ATLANTA -- Unlike most opening days of the General Assembly, the Senate got right to work debating substantive legislation Monday.
It took an hour to debate and pass Senate Bill 184 that removes seniority protections for teachers. The bill was a leftover from the 2011 regular session when time ran out for consideration.
The measure had originated in the Senate, but the Senate still needed to give its OK to changes made by the House last year before the final gavel fell ending that session. It wasn’t subject to a vote during the special session last year which only dealt with redistricting.
Senate President Pro Tempore Tommie Williams said the bill would strengthen education by removing a requirement that all layoffs be done on the basis of seniority.
“They have to fire the last person they hired, even if they were the best teacher in the state,” Williams, R-Lyons, said of the existing law.
Democrats opposed the bill on the party-line vote.
Sen. Steve Thompson, D-Marietta, asked Williams why the bill was up for a vote on the first day of the session when two senators elected last fall during special elections had not had a chance to study it.
“We’re talking about process and the way things ought to be done,” he said.
Action in the House was more routine. It passed resolutions inviting the governor and chief justice to address joint legislative sessions and a schedule for the next three weeks, including a recess all of next week for budget committee meetings.
“After that, we’re going to regroup and see what we’ll do then,” said House Republican Leader Larry O’Neal, R-Bonaire.
Another uncommon experience were demonstrations on the first day. Several hundred mothers and children crowded the hallways and chanted in support of Temporary Assistance to Needy Families, a state welfare program they’re hoping to be spared budget cutting.
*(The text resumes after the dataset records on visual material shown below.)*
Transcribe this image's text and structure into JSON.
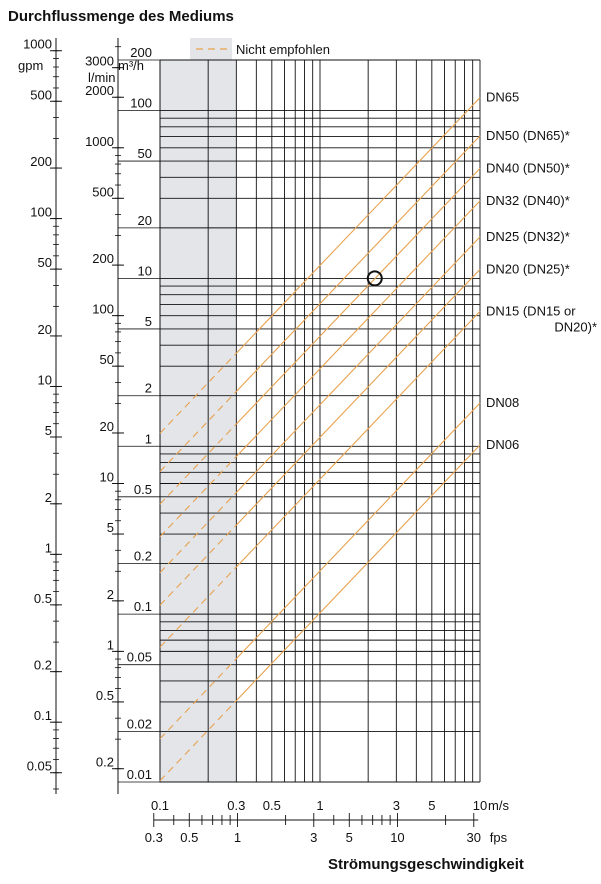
{
  "title": "Durchflussmenge des Mediums",
  "xlabel": "Strömungsgeschwindigkeit",
  "colors": {
    "accent": "#e8a24f",
    "zone": "#e3e5e9",
    "grid": "#111111"
  },
  "chart_data": {
    "type": "line",
    "xlabel": "Strömungsgeschwindigkeit",
    "ylabel": "Durchflussmenge des Mediums",
    "x_scale": "log",
    "y_scale": "log",
    "x_range": [
      0.1,
      10
    ],
    "y_range": [
      0.01,
      200
    ],
    "x_unit": "m/s",
    "y_unit": "m³/h",
    "legend": {
      "label": "Nicht empfohlen",
      "position": "top"
    },
    "not_recommended_zone": {
      "x_from": 0.1,
      "x_to": 0.3
    },
    "marker": {
      "x": 2.2,
      "y": 10
    },
    "axis_labels": {
      "gpm": "gpm",
      "lmin": "l/min",
      "m3h": "m³/h",
      "ms": "m/s",
      "fps": "fps"
    },
    "ticks": {
      "m3h": [
        "200",
        "100",
        "50",
        "20",
        "10",
        "5",
        "2",
        "1",
        "0.5",
        "0.2",
        "0.1",
        "0.05",
        "0.02",
        "0.01"
      ],
      "lmin": [
        "3000",
        "2000",
        "1000",
        "500",
        "200",
        "100",
        "50",
        "20",
        "10",
        "5",
        "2",
        "1",
        "0.5",
        "0.2"
      ],
      "gpm": [
        "1000",
        "500",
        "200",
        "100",
        "50",
        "20",
        "10",
        "5",
        "2",
        "1",
        "0.5",
        "0.2",
        "0.1",
        "0.05"
      ],
      "ms": [
        "0.1",
        "0.3",
        "0.5",
        "1",
        "3",
        "5",
        "10"
      ],
      "fps": [
        "0.3",
        "0.5",
        "1",
        "3",
        "5",
        "10",
        "30"
      ]
    },
    "series": [
      {
        "name": "DN65",
        "diameter_mm": 65
      },
      {
        "name": "DN50 (DN65)*",
        "diameter_mm": 50
      },
      {
        "name": "DN40 (DN50)*",
        "diameter_mm": 40
      },
      {
        "name": "DN32 (DN40)*",
        "diameter_mm": 32
      },
      {
        "name": "DN25 (DN32)*",
        "diameter_mm": 25
      },
      {
        "name": "DN20 (DN25)*",
        "diameter_mm": 20
      },
      {
        "name": "DN15 (DN15 or DN20)*",
        "diameter_mm": 15,
        "label_lines": [
          "DN15  (DN15 or",
          "DN20)*"
        ]
      },
      {
        "name": "DN08",
        "diameter_mm": 8
      },
      {
        "name": "DN06",
        "diameter_mm": 6
      }
    ]
  }
}
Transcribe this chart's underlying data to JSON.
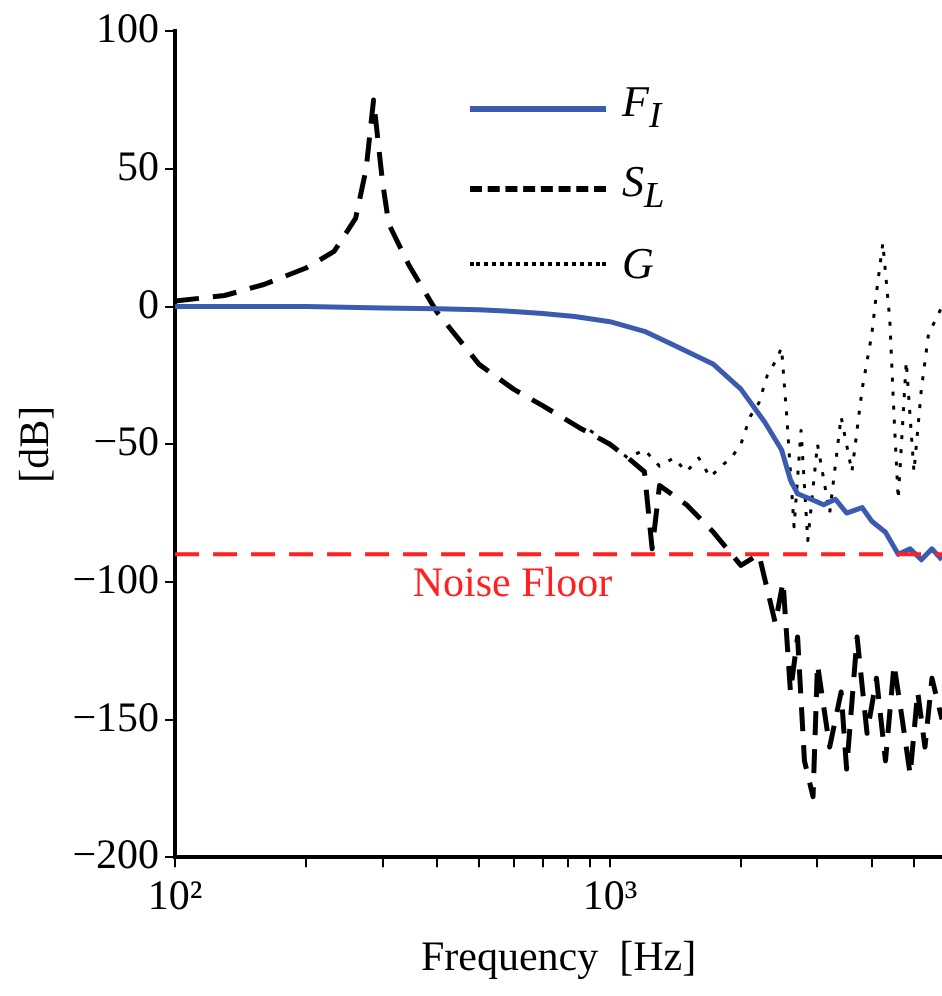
{
  "chart_data": {
    "type": "line",
    "xlabel": "Frequency  [Hz]",
    "ylabel": "[dB]",
    "log": "x",
    "grid": false,
    "legend": "top",
    "marker": "none",
    "xlim": [
      100,
      5800
    ],
    "ylim": [
      -200,
      100
    ],
    "xticks": [
      {
        "value": 100,
        "label": "10²"
      },
      {
        "value": 200,
        "label": null
      },
      {
        "value": 300,
        "label": null
      },
      {
        "value": 400,
        "label": null
      },
      {
        "value": 500,
        "label": null
      },
      {
        "value": 600,
        "label": null
      },
      {
        "value": 700,
        "label": null
      },
      {
        "value": 800,
        "label": null
      },
      {
        "value": 900,
        "label": null
      },
      {
        "value": 1000,
        "label": "10³"
      },
      {
        "value": 2000,
        "label": null
      },
      {
        "value": 3000,
        "label": null
      },
      {
        "value": 4000,
        "label": null
      },
      {
        "value": 5000,
        "label": null
      }
    ],
    "yticks": [
      -200,
      -150,
      -100,
      -50,
      0,
      50,
      100
    ],
    "ref_lines": [
      {
        "axis": "y",
        "value": -90,
        "label": "Noise Floor",
        "color": "#ff2020",
        "line_style": "dashed"
      }
    ],
    "series": [
      {
        "name": "F$_{I}$",
        "color": "#3a5bb0",
        "line_style": "solid",
        "x": [
          100,
          150,
          200,
          300,
          400,
          500,
          600,
          700,
          830,
          1000,
          1200,
          1400,
          1730,
          2000,
          2270,
          2480,
          2600,
          2700,
          2900,
          3100,
          3300,
          3500,
          3800,
          4000,
          4300,
          4600,
          4900,
          5200,
          5500,
          5800
        ],
        "values": [
          0,
          0,
          0,
          -0.5,
          -0.8,
          -1.2,
          -1.8,
          -2.5,
          -3.6,
          -5.5,
          -9,
          -14,
          -21,
          -30,
          -42,
          -52,
          -63,
          -68,
          -70,
          -72,
          -70,
          -75,
          -73,
          -78,
          -82,
          -90,
          -88,
          -92,
          -88,
          -92
        ]
      },
      {
        "name": "S$_{L}$",
        "color": "#000000",
        "line_style": "dashed",
        "x": [
          100,
          130,
          160,
          200,
          232,
          260,
          275,
          286,
          300,
          310,
          345,
          400,
          450,
          500,
          600,
          700,
          850,
          1000,
          1100,
          1200,
          1250,
          1300,
          1500,
          1730,
          2000,
          2200,
          2400,
          2500,
          2600,
          2700,
          2800,
          2930,
          3000,
          3200,
          3400,
          3500,
          3700,
          3900,
          4100,
          4300,
          4500,
          4700,
          4900,
          5100,
          5300,
          5500,
          5800
        ],
        "values": [
          2,
          4,
          8,
          14,
          20,
          32,
          50,
          75,
          45,
          30,
          15,
          -2,
          -12,
          -21,
          -30,
          -36,
          -44,
          -50,
          -55,
          -60,
          -88,
          -65,
          -72,
          -82,
          -94,
          -90,
          -115,
          -100,
          -140,
          -120,
          -165,
          -178,
          -130,
          -160,
          -140,
          -168,
          -120,
          -155,
          -135,
          -165,
          -130,
          -150,
          -170,
          -140,
          -160,
          -135,
          -150
        ]
      },
      {
        "name": "G",
        "color": "#000000",
        "line_style": "dotted",
        "x": [
          900,
          1000,
          1100,
          1200,
          1300,
          1400,
          1500,
          1600,
          1700,
          1800,
          1900,
          2000,
          2100,
          2200,
          2300,
          2400,
          2480,
          2550,
          2650,
          2750,
          2850,
          3000,
          3200,
          3400,
          3600,
          3800,
          4000,
          4100,
          4240,
          4400,
          4500,
          4600,
          4800,
          5000,
          5200,
          5400,
          5600,
          5800
        ],
        "values": [
          -45,
          -50,
          -55,
          -52,
          -58,
          -55,
          -60,
          -55,
          -62,
          -58,
          -55,
          -50,
          -40,
          -35,
          -25,
          -20,
          -15,
          -40,
          -80,
          -45,
          -85,
          -50,
          -75,
          -40,
          -60,
          -30,
          -10,
          5,
          23,
          -5,
          -40,
          -70,
          -20,
          -60,
          -30,
          -10,
          -5,
          0
        ]
      }
    ]
  }
}
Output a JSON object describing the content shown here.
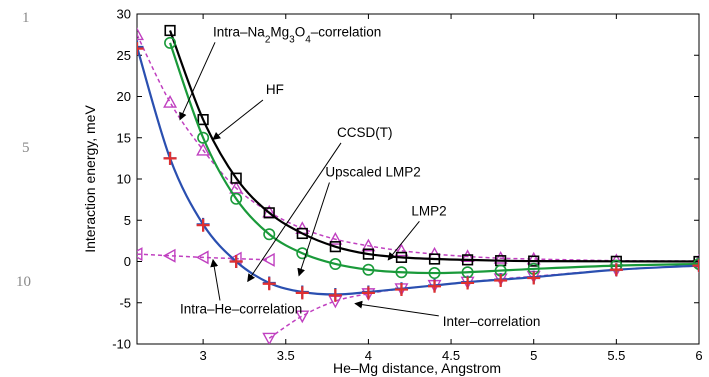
{
  "line_numbers": [
    "1",
    "5",
    "10"
  ],
  "chart_data": {
    "type": "line",
    "title": "",
    "xlabel": "He–Mg distance, Angstrom",
    "ylabel": "Interaction energy, meV",
    "xlim": [
      2.6,
      6.0
    ],
    "ylim": [
      -10,
      30
    ],
    "xticks": [
      3,
      3.5,
      4,
      4.5,
      5,
      5.5,
      6
    ],
    "xtick_labels": [
      "3",
      "3.5",
      "4",
      "4.5",
      "5",
      "5.5",
      "6"
    ],
    "yticks": [
      -10,
      -5,
      0,
      5,
      10,
      15,
      20,
      25,
      30
    ],
    "ytick_labels": [
      "-10",
      "-5",
      "0",
      "5",
      "10",
      "15",
      "20",
      "25",
      "30"
    ],
    "grid": false,
    "series": [
      {
        "name": "HF",
        "color": "#000000",
        "marker": "square",
        "line": "solid",
        "x": [
          2.8,
          3.0,
          3.2,
          3.4,
          3.6,
          3.8,
          4.0,
          4.2,
          4.4,
          4.6,
          4.8,
          5.0,
          5.5,
          6.0
        ],
        "y": [
          28.0,
          17.2,
          10.1,
          5.9,
          3.4,
          1.8,
          0.9,
          0.5,
          0.3,
          0.2,
          0.1,
          0.05,
          0.02,
          0.0
        ]
      },
      {
        "name": "LMP2",
        "color": "#1a9a3a",
        "marker": "circle",
        "line": "solid",
        "x": [
          2.8,
          3.0,
          3.2,
          3.4,
          3.6,
          3.8,
          4.0,
          4.2,
          4.4,
          4.6,
          4.8,
          5.0,
          5.5,
          6.0
        ],
        "y": [
          26.5,
          15.0,
          7.6,
          3.3,
          1.0,
          -0.3,
          -1.0,
          -1.3,
          -1.4,
          -1.3,
          -1.1,
          -0.9,
          -0.5,
          -0.3
        ]
      },
      {
        "name": "CCSD(T)",
        "color": "#2a4fb0",
        "marker": "plus",
        "line": "solid",
        "x": [
          2.6,
          2.8,
          3.0,
          3.2,
          3.4,
          3.6,
          3.8,
          4.0,
          4.2,
          4.4,
          4.6,
          4.8,
          5.0,
          5.5,
          6.0
        ],
        "y": [
          26.0,
          12.5,
          4.5,
          0.0,
          -2.6,
          -3.7,
          -4.0,
          -3.7,
          -3.3,
          -2.9,
          -2.5,
          -2.2,
          -1.9,
          -1.0,
          -0.5
        ]
      },
      {
        "name": "Upscaled LMP2",
        "color": "#e03030",
        "marker": "plus",
        "line": "none",
        "x": [
          2.6,
          2.8,
          3.0,
          3.2,
          3.4,
          3.6,
          3.8,
          4.0,
          4.2,
          4.4,
          4.6,
          4.8,
          5.0,
          5.5,
          6.0
        ],
        "y": [
          25.8,
          12.5,
          4.4,
          0.0,
          -2.7,
          -3.8,
          -4.1,
          -3.8,
          -3.4,
          -3.0,
          -2.6,
          -2.3,
          -2.0,
          -1.0,
          -0.5
        ]
      },
      {
        "name": "Intra–Na2Mg3O4–correlation",
        "color": "#c040c0",
        "marker": "triangle-up",
        "line": "dashed",
        "x": [
          2.6,
          2.8,
          3.0,
          3.2,
          3.4,
          3.6,
          3.8,
          4.0,
          4.2,
          4.4,
          4.6,
          4.8,
          5.0,
          5.5,
          6.0
        ],
        "y": [
          27.5,
          19.3,
          13.5,
          8.9,
          6.0,
          4.0,
          2.7,
          1.9,
          1.3,
          0.9,
          0.6,
          0.4,
          0.3,
          0.1,
          0.05
        ]
      },
      {
        "name": "Intra–He–correlation",
        "color": "#c040c0",
        "marker": "triangle-left",
        "line": "dashed",
        "x": [
          2.6,
          2.8,
          3.0,
          3.2,
          3.4
        ],
        "y": [
          0.9,
          0.7,
          0.5,
          0.35,
          0.2
        ]
      },
      {
        "name": "Inter–correlation",
        "color": "#c040c0",
        "marker": "triangle-down",
        "line": "dashed",
        "x": [
          3.4,
          3.6,
          3.8,
          4.0,
          4.2,
          4.4,
          4.6,
          4.8,
          5.0,
          5.5,
          6.0
        ],
        "y": [
          -9.3,
          -6.6,
          -4.8,
          -3.9,
          -3.3,
          -2.9,
          -2.5,
          -2.1,
          -1.8,
          -1.0,
          -0.5
        ]
      }
    ],
    "annotations": [
      {
        "label": "Intra–Na2Mg3O4–correlation",
        "plain": "Intra–Na",
        "sub1": "2",
        "mid1": "Mg",
        "sub2": "3",
        "mid2": "O",
        "sub3": "4",
        "tail": "–correlation",
        "at": [
          3.06,
          27.3
        ],
        "arrow_to": [
          2.86,
          17.2
        ]
      },
      {
        "label": "HF",
        "at": [
          3.38,
          20.3
        ],
        "arrow_to": [
          3.06,
          14.8
        ]
      },
      {
        "label": "CCSD(T)",
        "at": [
          3.81,
          15.1
        ],
        "arrow_to": [
          3.27,
          -2.4
        ]
      },
      {
        "label": "Upscaled LMP2",
        "at": [
          3.74,
          10.3
        ],
        "arrow_to": [
          3.58,
          -1.7
        ]
      },
      {
        "label": "LMP2",
        "at": [
          4.26,
          5.6
        ],
        "arrow_to": [
          4.12,
          0.2
        ]
      },
      {
        "label": "Intra–He–correlation",
        "at": [
          2.86,
          -6.3
        ],
        "arrow_to": [
          3.06,
          0.2
        ]
      },
      {
        "label": "Inter–correlation",
        "at": [
          4.45,
          -7.8
        ],
        "arrow_to": [
          3.92,
          -5.1
        ]
      }
    ]
  }
}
Outside, two hundred or so supporters of Amnesty International and the National Association for the Advancement of Colored People rallied against the death penalty. Many held posters or wore buttons with a photo of Troy Davis, a Savannah man executed last year for killing an off-duty policeman.
“If they can do it to him, they could do it to any of us,” said Rep. Sharon Beasley-Teague, D-Red Oak.
As in most years, legislation is pending calling for a halt to capital punishment, but the bills never come up for a vote in committee. This year, Senate Democratic Whip Vincent Fort of Atlanta announced plans to introduce legislation that would prohibit a death sentence based solely on eyewitness testimony.
Davis supporters say seven of nine eyewitnesses to the fatal shooting backed away from all or part of their testimony by the time he was executed.